Kami makan pagi-karena ini masih jam sepuluh kurang seperempat. Duduk khidmat dan membaur dengan yang lain. Dala ikut-ikutan saja, dia sama sekali tidak protes, jadi kurasa dia menikmatinya juga.

Sudah, kami pulang ke kelas setelah jam Pak Faruq habis. Rupanya beliau singgah di kelas dan menungguku dan Dala kembali. Aku melangkah lebih dulu melewati meja guru untuk mengambil duduk di kursiku, sementara Dala ditahan Pak Faruq di mejanya.

"Gimana? Sudah lihat-lihat sekolah?" tanya Pak Faruq memegang kedua bahu Dala sambil berdiri.

Yang ditanya hanya mengangguk singkat.

"Tadi makan di mana? Kantin?"

Dala mengangguk lagi.

Pak Faruq terdiam, matanya kemudian menusukku dari tempatnya berdiri. Keningnya berkerut, kemudian menatap Candala lagi. "Jangan bilang kalian nggak ngomong sama sekali?"
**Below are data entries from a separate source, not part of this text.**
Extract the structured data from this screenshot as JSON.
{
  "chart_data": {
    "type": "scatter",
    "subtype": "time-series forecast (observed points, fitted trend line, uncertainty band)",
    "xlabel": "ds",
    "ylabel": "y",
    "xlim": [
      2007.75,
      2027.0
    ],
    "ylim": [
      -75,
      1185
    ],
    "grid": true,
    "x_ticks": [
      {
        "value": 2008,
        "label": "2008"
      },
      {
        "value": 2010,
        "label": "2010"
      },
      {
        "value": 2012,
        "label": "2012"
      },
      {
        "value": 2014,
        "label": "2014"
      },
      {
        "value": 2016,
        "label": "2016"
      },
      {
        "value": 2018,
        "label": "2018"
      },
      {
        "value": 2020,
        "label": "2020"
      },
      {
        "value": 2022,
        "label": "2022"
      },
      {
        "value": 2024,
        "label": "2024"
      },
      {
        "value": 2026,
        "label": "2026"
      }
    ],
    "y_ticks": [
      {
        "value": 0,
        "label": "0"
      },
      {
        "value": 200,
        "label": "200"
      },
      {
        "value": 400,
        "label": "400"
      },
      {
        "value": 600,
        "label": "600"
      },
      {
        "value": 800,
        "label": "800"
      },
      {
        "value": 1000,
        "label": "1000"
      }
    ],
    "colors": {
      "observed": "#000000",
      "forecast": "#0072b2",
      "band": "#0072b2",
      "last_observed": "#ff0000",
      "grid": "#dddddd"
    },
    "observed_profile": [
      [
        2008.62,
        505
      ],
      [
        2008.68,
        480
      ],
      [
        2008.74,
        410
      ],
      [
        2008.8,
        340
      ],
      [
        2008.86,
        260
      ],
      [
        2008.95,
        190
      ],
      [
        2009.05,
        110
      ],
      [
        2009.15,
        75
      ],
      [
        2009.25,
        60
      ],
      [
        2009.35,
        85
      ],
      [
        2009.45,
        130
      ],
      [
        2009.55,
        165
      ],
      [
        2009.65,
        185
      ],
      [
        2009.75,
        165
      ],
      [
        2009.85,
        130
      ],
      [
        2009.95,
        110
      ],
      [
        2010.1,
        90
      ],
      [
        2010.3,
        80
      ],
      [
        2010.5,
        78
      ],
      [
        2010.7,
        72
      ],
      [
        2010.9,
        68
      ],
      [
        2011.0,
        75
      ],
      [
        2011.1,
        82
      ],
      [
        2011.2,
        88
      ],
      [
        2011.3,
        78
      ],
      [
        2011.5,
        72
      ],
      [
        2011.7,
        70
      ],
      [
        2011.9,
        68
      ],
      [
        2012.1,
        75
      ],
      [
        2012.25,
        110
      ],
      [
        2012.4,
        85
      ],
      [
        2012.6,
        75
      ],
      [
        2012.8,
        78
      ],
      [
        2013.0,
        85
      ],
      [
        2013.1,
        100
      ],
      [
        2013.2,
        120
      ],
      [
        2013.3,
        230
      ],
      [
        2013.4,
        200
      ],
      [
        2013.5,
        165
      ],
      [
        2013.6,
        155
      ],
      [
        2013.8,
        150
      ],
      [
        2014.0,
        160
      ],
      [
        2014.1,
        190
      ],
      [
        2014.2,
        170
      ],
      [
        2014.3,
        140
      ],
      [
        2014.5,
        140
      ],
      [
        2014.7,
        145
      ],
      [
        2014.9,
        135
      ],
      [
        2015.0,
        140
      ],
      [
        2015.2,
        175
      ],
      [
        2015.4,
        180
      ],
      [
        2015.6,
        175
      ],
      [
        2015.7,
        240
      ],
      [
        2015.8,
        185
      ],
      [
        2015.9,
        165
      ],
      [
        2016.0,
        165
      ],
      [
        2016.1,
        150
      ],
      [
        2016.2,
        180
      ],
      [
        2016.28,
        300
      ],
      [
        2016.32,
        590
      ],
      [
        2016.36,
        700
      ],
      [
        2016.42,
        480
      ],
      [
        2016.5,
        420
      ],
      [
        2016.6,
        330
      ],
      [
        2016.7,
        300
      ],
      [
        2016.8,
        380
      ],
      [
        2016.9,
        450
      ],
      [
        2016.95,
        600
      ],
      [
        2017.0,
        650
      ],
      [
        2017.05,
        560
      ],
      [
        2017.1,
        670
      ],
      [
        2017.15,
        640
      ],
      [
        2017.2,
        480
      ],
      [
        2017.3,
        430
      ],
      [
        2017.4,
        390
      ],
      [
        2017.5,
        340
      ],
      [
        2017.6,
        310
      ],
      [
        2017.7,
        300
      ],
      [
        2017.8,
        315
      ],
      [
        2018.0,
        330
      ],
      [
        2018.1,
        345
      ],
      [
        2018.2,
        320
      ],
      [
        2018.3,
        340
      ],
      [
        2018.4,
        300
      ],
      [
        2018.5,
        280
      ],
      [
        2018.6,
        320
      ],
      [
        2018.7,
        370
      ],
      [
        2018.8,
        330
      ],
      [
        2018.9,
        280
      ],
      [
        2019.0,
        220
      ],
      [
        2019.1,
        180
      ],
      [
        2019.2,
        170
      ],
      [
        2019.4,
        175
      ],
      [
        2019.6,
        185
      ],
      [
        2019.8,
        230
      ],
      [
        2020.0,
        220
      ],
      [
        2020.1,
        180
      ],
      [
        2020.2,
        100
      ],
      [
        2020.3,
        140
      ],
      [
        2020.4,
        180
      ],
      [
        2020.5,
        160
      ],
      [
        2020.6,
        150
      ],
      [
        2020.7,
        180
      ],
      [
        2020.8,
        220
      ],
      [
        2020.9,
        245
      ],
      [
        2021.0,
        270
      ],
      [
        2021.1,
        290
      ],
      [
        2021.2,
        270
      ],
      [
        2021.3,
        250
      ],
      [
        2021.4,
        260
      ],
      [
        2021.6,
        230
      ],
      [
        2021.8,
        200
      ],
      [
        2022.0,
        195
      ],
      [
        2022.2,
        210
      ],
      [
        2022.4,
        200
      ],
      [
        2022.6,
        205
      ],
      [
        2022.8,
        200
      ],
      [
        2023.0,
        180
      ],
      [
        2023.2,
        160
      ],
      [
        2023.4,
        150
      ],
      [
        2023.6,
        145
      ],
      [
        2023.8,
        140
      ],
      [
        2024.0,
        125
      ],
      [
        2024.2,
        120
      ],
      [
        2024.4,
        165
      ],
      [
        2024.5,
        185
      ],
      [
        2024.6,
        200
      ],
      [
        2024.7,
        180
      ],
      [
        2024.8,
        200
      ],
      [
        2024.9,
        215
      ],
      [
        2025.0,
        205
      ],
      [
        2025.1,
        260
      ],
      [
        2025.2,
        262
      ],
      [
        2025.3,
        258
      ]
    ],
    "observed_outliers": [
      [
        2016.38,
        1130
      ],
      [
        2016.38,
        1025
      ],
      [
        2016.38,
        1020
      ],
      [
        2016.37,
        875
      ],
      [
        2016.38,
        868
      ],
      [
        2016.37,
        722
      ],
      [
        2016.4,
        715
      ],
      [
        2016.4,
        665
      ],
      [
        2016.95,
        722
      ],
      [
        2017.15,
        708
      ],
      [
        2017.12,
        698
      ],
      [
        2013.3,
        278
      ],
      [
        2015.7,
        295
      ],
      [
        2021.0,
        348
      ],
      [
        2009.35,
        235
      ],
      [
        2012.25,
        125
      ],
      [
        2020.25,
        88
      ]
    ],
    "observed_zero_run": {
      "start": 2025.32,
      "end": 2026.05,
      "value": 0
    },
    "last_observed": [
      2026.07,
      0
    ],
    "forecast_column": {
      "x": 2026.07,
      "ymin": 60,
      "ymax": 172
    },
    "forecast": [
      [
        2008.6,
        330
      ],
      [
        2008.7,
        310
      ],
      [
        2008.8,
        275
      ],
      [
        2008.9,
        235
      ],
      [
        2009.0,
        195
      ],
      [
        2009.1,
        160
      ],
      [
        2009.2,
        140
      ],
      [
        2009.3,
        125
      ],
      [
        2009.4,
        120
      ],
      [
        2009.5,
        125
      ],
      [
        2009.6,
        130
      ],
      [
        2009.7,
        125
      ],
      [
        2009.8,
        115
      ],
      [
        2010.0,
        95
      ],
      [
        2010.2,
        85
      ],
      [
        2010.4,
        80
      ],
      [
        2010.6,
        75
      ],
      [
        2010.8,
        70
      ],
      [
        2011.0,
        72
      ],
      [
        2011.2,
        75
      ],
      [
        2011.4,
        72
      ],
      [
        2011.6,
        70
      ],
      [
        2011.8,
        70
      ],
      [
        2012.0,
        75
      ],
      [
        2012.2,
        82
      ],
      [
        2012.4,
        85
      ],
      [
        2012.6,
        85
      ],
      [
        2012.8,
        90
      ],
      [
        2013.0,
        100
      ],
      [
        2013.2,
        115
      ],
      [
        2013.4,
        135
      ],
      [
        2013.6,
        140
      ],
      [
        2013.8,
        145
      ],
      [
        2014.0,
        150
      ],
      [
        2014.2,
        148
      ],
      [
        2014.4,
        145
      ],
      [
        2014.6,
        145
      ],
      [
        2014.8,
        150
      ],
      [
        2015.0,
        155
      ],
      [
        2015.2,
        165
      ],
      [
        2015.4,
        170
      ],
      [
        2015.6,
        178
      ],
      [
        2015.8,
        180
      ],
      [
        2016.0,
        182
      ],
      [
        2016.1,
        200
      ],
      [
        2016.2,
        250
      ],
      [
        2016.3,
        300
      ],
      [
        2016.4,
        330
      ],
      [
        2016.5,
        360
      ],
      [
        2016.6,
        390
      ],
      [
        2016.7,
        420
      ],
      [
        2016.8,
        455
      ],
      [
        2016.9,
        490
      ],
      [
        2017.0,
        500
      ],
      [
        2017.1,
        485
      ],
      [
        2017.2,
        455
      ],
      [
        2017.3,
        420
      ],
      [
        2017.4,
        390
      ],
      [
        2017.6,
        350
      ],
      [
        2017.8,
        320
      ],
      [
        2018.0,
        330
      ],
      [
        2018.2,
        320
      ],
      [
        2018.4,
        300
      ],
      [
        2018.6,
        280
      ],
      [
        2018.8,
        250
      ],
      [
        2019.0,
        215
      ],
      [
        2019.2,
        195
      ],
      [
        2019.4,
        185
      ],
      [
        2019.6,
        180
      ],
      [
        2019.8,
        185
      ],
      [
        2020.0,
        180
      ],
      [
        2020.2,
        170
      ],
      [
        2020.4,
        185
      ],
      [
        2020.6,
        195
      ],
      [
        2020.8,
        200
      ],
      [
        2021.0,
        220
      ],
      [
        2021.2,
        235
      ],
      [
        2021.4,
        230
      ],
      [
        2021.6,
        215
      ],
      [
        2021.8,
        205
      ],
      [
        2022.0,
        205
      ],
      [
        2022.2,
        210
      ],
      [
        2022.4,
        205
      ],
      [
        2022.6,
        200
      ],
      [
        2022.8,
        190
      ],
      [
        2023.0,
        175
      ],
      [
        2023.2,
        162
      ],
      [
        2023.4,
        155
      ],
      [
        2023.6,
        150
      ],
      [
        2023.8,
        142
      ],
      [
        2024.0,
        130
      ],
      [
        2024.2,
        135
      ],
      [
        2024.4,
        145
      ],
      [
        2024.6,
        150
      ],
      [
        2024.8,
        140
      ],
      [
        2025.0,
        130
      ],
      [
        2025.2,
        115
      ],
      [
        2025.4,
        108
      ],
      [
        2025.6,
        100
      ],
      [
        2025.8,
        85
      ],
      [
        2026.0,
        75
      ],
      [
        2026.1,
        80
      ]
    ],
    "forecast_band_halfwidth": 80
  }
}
Dala mengangguk, dan seisi kelas menatap kami dengan jidat mengernyit heran. Kudapati Abi mendesah lelah di tempat duduknya-mereka sudah selesai main karena setelah ini ada pelajaran bahasa.

Wali kelasku menekan pangkal hidungnya yang mancung dengan frustrasi. "Gimana caranya kalian berkomunikasi kalo nggak ngomong?!"

Candala menoleh kepadaku, kami bertukar pandangan beberapa saat. Seisi kelas memerhatikan. Kemudian saat kami mengangguk bersamaan, Pak Faruk tampak seperti ingin jungkir balik ke ruang guru.